I have a setup with virtual Xen hosts connected to a set of VLAN-s. On Dom0, I have set up a bridge for each of my VLAN-s to connect DomU-s to. Bridges are set up in /etc/network/interfaces like this:
auto eth0
iface eth0 inet manual
auto eth0.1
iface eth0.1 inet manual
vlan_raw_device eth0
auto br1
iface br1 inet manual
bridge_ports eth0.1
For most of these interfaces, I don't want Dom0 to be reachable, I just want it to bridge.
However, with IPv6, each interface automatically gets a link local address on the fe80::/64-network, which effectively breaks my security by letting Dom0 be available on all interfaces/VLAN-s.
I guess I can block all incoming packets with iptables, but avoiding any IPv6-address altogether seems like a cleaner solution.

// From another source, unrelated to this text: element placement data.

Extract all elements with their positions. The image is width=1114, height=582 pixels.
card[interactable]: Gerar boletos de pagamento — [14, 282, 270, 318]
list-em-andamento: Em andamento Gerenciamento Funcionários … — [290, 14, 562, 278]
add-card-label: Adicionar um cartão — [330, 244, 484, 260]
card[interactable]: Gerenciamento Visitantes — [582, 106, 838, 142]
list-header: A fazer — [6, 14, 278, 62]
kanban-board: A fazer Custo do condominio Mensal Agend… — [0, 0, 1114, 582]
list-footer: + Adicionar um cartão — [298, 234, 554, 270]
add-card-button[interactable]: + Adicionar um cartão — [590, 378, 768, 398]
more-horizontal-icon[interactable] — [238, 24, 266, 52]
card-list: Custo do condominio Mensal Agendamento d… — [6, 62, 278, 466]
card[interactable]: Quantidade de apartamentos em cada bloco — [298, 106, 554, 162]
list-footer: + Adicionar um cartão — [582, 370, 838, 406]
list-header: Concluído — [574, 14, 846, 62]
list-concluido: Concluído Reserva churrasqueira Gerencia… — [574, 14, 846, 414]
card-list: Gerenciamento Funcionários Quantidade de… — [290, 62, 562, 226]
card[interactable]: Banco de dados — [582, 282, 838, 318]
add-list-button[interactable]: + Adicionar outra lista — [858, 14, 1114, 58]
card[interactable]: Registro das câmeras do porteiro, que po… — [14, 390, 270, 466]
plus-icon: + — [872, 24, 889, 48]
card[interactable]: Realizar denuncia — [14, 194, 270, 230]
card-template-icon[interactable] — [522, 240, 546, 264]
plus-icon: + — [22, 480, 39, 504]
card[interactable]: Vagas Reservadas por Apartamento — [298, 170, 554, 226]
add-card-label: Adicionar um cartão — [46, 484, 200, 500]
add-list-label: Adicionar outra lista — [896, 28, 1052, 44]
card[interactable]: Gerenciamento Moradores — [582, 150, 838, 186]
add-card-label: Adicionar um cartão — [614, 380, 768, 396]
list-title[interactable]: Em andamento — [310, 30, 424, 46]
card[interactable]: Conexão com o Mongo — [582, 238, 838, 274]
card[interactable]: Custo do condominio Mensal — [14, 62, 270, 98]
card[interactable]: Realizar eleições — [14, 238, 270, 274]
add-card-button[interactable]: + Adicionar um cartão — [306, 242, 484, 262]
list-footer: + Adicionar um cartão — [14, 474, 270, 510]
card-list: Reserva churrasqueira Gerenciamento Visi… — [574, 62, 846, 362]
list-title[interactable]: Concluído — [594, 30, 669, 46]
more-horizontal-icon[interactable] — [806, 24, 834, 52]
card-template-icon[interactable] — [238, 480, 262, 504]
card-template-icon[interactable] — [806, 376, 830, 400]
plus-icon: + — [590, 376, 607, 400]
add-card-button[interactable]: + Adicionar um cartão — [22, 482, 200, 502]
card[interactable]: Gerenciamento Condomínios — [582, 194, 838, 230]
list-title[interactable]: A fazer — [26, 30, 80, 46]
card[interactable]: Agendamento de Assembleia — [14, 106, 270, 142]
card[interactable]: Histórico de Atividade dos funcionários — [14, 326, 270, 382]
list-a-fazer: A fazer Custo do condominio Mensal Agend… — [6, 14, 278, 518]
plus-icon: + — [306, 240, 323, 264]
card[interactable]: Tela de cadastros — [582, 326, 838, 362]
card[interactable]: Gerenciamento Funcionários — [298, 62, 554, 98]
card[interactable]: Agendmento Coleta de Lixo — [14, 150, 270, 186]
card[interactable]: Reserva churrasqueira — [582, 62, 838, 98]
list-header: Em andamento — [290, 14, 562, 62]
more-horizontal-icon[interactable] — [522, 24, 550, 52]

Is there anyway to take an interface up on the link-layer but not on the IP-layer?
This is linux/debian (sorry I missed this detail initially…)
(master) 844$ cat /etc/issue.net
Debian GNU/Linux 5.0
(master) 845$ uname -a
Linux master 2.6.26-2-xen-amd64 #1 SMP Sun Jun 20 20:51:58 UTC 2010 x86_64 GNU/Linux
Best Answer
It looks like you are running a Debian variant, and at least Linux. You could drop a file in
/etc/sysctl.d
to disable IPv6 on the interface or all interfaces. I have enabled IPv6, but this is the file I used to disable IPv6. Initially, I disabled everything, then I disabled individual interfaces while I brought up IPv6. You should be able to just disable your bridge.